Demodectic Mange is parasitic skin diseases that occur due to microscopic mites. There are two variations of mange mites causing a variety of health hazards in dogs. The first type thrives under the skin, and the second one takes shelter inside the hair follicles. Both the mite varieties share same peculiarity, but also there are significant differences.
Demodectic mange or Demodex makes the dog suffer a graet deal of agony and results as an interaction the Demodex Canis which is a parasite that lives in the hair follicles. Magnification makes the mite appear as a cigar-shaped creature with eight legs. Every breeds of dogs and we have a few of these mites on the visible part of the skin. As long as the body’s immune system is functioning properly, these mites will not cause any damage.
The condition develops when a canine suddenly develops a weak immune system. With age, their ability to fight miroscopic animals also also weakens up. Dogs who suffer from immune system suppression due to any accidental trauma or injury are also prone to this condition.
So, is it infectious?
The answer is No. This condition is not infectious to other dogs or humans. Demodectic mange transfers to the newborn pups from the mothers during the pup’s initial stages of life. These parasites are naturally found on the surface of the skin of all dogs. So regular exposure to other dogs will not be harmful.
Will this condition harm your dog?
Not much. In most dogs, this condition doesn’t cause consequences like severe itching, but the dog may lose some hair patches. The most common place of origin in most of the cases is the eyes. The owner may also see few hair loss patches which is called as Localized Demodectic Mange. This condition can occupy a major portion of the skin, it becomes Generalized Demodectic Mange.
The vet may suggest deep skin scrapings and study them under the microscope. This will provide a massive insight into the disease. If the vet finds a maximum number of Demadex mites in the test, then it’s a confirmation that the dog is indeed suffering from this condition. A vet also diagnoses Demodectic Mange by skin biopsy required if the dog isn’t responding to topical mediums of diagnosis.

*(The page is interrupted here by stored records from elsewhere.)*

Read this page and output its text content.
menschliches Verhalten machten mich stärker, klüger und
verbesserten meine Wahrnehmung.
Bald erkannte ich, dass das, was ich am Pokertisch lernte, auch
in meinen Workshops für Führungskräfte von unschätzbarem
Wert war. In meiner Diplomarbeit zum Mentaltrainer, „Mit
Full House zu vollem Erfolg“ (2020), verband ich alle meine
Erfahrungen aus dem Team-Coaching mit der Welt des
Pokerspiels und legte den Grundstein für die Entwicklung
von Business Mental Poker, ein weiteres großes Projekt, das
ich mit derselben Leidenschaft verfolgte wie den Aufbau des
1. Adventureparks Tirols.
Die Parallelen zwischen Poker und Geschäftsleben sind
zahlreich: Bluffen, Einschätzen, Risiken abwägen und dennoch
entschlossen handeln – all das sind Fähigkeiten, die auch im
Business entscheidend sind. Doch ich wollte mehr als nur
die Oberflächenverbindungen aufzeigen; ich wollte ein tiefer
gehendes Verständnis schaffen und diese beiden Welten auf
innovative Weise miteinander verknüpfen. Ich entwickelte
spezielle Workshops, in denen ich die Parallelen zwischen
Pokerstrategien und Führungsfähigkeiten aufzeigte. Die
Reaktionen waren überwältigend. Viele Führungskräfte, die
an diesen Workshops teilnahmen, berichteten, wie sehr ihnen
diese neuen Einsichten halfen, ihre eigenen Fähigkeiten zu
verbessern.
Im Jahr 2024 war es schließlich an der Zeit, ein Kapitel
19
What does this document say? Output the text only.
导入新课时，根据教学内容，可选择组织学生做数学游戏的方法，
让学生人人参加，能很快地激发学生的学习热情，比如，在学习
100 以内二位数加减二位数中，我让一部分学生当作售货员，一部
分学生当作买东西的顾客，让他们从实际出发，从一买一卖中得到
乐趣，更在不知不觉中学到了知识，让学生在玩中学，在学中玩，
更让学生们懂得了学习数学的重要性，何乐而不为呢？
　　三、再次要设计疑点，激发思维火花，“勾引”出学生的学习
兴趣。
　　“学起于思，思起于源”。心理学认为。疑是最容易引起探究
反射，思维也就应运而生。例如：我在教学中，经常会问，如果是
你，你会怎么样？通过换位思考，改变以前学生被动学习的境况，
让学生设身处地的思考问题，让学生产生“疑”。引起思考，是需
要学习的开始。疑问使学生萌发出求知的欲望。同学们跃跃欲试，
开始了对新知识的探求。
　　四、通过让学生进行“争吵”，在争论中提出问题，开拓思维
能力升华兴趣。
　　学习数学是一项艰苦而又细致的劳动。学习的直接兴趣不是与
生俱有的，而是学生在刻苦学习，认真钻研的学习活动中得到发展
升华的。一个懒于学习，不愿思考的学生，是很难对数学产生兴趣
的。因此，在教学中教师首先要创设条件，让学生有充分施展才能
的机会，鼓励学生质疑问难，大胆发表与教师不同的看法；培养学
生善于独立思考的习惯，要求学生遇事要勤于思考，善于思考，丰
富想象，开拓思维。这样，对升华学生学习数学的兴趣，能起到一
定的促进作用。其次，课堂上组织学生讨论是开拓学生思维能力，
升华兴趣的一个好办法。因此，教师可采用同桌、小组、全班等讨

A veterinarian treats the localized variation by medications of the local variant. The generalized type will need more extensive treatment. It includes things like special shampoos and dips, and some forms of oral medication. Shampoos with benzoyl peroxide help to flush out and open new hair follicles before clipping them. The owner can ask for more information on this to the vet. In dogs with generalized demodectic mange can also have some skin infections on the second lines which can even complicate the condition. Hence it requires the intervention of therapy to work against organisms. Canines with this skin infection many times have very reddish tinged and inflamed the skin. For this reason the vets have given the name red mange.